09 October 2016

So Not a Surprise

Even Bayh is running for Senate again.

In February 2010, the day before the deadline for appearing on the primary ballot, he announced that he was not running for reelection, which was a complete surprise and made what would have been a difficult Senate campaign in a difficult year absolutely impossible for the Democrats.

Well, someone has looked his unexpected retirement, and has determined that he was furiously looking for rather significantly lucrative position before he announced, which raises some serious ethical questions.

This is not a surprise, given that his wife's sitting on a lot corporate boards when he was in the Senate:
Evan Bayh spent substantial time during his last year in the Senate searching for a private sector job even as he voted on issues of interest to his future corporate bosses, according to the former Indiana lawmaker's 2010 schedule, obtained exclusively by The Associated Press.

The Democrat had more than four dozen meetings and phone calls with headhunters and future corporate employers over the months, beginning days after announcing his surprise retirement from the Senate on Feb. 15, 2010, through December of that year as his term came to an end. Bayh is now running to get his old seat back and help his party regain Senate control.

Announcing his retirement, Bayh claimed he was fed up with the gridlock and that it was time for him to "contribute to society in another way." His announcement stunned party bosses; Democrats lost his Senate seat in the midterm elections later that year.
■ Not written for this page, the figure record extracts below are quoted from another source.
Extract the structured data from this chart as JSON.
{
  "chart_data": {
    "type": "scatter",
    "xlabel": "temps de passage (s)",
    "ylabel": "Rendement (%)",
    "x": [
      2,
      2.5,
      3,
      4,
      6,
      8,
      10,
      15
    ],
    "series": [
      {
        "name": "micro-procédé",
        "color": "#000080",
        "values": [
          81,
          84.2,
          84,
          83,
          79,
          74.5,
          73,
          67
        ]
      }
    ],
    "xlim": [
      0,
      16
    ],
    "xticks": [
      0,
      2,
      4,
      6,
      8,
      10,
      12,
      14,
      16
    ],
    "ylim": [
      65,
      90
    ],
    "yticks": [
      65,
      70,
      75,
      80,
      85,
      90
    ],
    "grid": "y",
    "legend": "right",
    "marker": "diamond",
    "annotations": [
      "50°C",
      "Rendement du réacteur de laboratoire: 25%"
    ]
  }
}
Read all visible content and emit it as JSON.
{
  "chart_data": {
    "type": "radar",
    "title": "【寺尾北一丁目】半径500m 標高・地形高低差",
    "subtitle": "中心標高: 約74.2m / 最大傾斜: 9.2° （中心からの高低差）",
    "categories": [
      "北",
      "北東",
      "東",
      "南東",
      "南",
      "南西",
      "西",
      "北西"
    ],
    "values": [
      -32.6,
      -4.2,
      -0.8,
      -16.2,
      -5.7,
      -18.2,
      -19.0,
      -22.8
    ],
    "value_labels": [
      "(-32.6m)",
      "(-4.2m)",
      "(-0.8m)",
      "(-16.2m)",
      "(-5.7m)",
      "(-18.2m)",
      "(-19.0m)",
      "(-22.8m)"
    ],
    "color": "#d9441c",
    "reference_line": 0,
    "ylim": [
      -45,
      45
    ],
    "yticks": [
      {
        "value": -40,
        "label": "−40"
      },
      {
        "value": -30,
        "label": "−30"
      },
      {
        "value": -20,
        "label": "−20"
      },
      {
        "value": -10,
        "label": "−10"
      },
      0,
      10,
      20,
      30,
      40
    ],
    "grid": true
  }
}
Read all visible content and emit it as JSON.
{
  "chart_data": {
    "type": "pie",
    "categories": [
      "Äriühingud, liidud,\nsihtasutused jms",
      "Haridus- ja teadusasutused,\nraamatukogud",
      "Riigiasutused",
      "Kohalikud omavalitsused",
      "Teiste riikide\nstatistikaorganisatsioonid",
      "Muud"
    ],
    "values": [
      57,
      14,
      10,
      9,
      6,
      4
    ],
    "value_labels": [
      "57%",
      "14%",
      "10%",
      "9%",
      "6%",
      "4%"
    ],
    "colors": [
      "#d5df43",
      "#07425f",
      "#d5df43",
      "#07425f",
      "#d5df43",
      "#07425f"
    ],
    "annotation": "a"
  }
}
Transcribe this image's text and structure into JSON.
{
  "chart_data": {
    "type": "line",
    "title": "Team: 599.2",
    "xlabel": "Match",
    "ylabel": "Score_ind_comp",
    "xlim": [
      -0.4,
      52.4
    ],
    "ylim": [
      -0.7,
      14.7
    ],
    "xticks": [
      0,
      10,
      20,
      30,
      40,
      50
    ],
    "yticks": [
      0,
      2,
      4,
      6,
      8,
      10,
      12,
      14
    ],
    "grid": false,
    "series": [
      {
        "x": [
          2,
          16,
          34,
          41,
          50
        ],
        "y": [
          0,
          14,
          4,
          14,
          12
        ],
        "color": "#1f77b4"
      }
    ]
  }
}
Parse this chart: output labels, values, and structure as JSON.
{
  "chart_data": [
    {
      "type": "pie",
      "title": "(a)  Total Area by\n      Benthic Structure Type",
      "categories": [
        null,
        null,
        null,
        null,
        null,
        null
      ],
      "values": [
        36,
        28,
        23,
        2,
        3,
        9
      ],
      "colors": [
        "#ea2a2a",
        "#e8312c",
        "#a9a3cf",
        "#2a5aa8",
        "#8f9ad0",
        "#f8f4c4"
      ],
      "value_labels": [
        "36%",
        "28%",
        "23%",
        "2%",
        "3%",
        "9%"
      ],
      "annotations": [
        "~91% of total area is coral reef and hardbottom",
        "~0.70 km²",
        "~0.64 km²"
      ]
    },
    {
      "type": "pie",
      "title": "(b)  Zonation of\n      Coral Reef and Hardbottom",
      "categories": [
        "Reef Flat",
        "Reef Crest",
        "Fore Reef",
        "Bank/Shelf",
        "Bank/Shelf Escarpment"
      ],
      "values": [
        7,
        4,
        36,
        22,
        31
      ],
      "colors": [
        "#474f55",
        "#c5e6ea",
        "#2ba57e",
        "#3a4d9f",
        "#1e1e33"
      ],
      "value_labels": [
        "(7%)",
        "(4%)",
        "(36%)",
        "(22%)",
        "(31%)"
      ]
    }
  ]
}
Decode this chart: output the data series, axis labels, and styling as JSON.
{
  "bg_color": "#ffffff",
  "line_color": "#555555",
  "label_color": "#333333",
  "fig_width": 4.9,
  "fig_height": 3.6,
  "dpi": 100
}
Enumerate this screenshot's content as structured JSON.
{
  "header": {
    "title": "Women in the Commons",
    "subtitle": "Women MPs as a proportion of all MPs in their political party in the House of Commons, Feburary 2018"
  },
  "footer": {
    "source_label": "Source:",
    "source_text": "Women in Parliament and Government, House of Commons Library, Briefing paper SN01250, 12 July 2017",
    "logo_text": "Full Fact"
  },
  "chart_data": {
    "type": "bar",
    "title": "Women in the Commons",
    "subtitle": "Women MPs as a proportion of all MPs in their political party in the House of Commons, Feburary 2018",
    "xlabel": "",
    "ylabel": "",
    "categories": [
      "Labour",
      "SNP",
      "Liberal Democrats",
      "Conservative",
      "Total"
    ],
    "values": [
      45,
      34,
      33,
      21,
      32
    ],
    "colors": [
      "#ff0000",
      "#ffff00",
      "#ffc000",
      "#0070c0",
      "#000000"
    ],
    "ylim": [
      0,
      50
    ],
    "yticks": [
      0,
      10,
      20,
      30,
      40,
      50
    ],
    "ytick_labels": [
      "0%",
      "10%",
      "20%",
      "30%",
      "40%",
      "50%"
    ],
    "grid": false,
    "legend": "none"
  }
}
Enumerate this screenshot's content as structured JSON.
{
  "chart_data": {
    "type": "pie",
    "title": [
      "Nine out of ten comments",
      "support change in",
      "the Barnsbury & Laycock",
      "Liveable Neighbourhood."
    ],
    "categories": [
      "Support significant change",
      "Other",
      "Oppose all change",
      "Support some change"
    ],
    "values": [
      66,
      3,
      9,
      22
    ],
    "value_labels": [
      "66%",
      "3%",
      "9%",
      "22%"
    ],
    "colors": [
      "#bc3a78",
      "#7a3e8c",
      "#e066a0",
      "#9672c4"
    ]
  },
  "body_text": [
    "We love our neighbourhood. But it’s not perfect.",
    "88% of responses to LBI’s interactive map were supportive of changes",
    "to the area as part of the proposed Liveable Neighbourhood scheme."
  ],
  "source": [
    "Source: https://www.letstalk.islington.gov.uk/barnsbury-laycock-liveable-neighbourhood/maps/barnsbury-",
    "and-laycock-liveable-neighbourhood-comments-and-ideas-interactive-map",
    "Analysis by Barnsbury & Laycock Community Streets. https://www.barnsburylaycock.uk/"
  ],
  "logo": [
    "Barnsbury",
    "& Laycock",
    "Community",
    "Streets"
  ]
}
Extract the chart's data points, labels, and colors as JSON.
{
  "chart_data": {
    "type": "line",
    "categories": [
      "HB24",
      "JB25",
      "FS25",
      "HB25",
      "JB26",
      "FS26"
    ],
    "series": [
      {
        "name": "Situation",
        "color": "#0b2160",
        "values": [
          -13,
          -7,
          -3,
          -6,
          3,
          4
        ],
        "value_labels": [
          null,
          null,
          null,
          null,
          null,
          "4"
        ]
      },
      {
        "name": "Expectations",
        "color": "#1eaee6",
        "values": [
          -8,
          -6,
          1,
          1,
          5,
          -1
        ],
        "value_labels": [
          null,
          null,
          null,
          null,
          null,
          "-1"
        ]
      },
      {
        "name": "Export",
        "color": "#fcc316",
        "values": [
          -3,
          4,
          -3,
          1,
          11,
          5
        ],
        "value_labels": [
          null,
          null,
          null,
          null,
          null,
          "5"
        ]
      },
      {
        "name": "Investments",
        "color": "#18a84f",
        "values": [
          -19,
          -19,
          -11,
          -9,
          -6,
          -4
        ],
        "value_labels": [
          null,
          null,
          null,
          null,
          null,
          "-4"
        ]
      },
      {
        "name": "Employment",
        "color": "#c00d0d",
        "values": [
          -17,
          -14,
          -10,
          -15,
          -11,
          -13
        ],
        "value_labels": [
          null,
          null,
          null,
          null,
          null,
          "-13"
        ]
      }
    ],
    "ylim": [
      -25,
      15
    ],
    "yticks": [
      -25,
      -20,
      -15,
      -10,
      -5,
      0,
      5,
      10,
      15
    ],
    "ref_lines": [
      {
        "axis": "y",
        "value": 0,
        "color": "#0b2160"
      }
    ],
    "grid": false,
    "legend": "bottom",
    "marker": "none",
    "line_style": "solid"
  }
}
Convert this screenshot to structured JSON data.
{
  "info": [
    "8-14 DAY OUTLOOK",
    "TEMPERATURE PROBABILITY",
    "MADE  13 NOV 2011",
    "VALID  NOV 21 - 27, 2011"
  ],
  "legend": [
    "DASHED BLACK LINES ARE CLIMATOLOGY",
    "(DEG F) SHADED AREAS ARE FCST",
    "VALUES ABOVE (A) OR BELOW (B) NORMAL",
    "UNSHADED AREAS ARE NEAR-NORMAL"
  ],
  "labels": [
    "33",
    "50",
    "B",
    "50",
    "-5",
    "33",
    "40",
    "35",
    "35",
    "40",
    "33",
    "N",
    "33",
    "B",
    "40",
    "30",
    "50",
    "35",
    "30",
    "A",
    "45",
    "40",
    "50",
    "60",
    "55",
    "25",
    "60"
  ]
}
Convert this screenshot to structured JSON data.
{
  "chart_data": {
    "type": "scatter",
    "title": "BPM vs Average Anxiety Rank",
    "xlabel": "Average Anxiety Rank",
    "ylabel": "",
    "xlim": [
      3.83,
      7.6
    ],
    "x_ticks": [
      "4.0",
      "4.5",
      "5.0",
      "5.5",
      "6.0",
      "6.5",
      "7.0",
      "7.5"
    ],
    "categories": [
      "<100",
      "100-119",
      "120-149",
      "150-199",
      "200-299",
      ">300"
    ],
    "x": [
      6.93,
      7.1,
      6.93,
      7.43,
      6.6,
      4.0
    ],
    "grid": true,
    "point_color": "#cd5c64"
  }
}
Two days after that announcement, on Feb. 17, Bayh was on the phone with a job headhunter, Jim Citrin of the Spencer Stuart firm.

What Bayh did may have been perfectly allowable under the Senate's self-policing rules.

"It's outrageous," said Craig Holman, a lobbyist with Public Citizen who helped Democrats write the ethics language intended to eliminate conflicts of interest. "What we were unaware of at the time was how Congress would manipulate the rule so that they really don't abide by it."

In June 2010, Bayh was among a small group of Democrats who helped kill a tax increase on private equity gains known as carried interest that was opposed by Apollo Global Management. That fall he stayed overnight three times at one Apollo executive's Central Park South residence in Manhattan, and met twice with the company's chief executive, Leon Black.

Weeks after Bayh left the Senate, Apollo announced he had been hired as a senior adviser.

In May 2010, Bayh lunched with a Marathon Oil board member. Then in June, he and a minority of Democrats joined with Republicans to defeat an amendment by Sen. Bernie Sanders, I-Vt., that would have eliminated billions in tax deductions and exemptions for oil and gas companies.

Marathon Petroleum Corp., a new Marathon spinoff, announced Bayh had been elected to its board in July 2011.


The schedule shows many other meetings with top Wall Street and corporate officials throughout the months, even as the Senate debated and voted on major legislation including the Dodd-Frank financial reform bill and an extension of President George W. Bush's tax cuts. Bayh supported extending the Bush tax cuts and also voted for Dodd-Frank, while pushing to soften up some of the more onerous requirements on Wall Street.


Consider Tuesday, Sept. 7, 2010.

The day begins with Bayh in Nantucket, staying at the Massachusetts waterfront mansion belonging to financier David Rubenstein, who once worked for Bayh's father, former Sen. Birch Bayh.

Evan Bayh then flies to New York, his Senate account picking up the tab, and heads to Aron's apartment to drop his bag.

Bayh meets with Rob Shafir, then the chairman of Credit Suisse, before taping an appearance with journalist Katie Couric on the topics "Reasons for your retirement from the Senate, the state of our politics (why are our politics so broken), fixing and reforming the institution of the Senate," according to his schedule.

Bayh goes on to meet with Deutsche Bank chief executive Seth Waugh before having dinner at a steakhouse with Goldman Sachs chief executive Lloyd Blankfein. Bayh returns to Aron's apartment for the night.
This time around, the Democratic Party Establishment got the winner of the primary to drop out in June when Bayh decided to throw his hat into the ring.

Bad move, and they should have learned this when he f%$#ed them for a payday in 2010.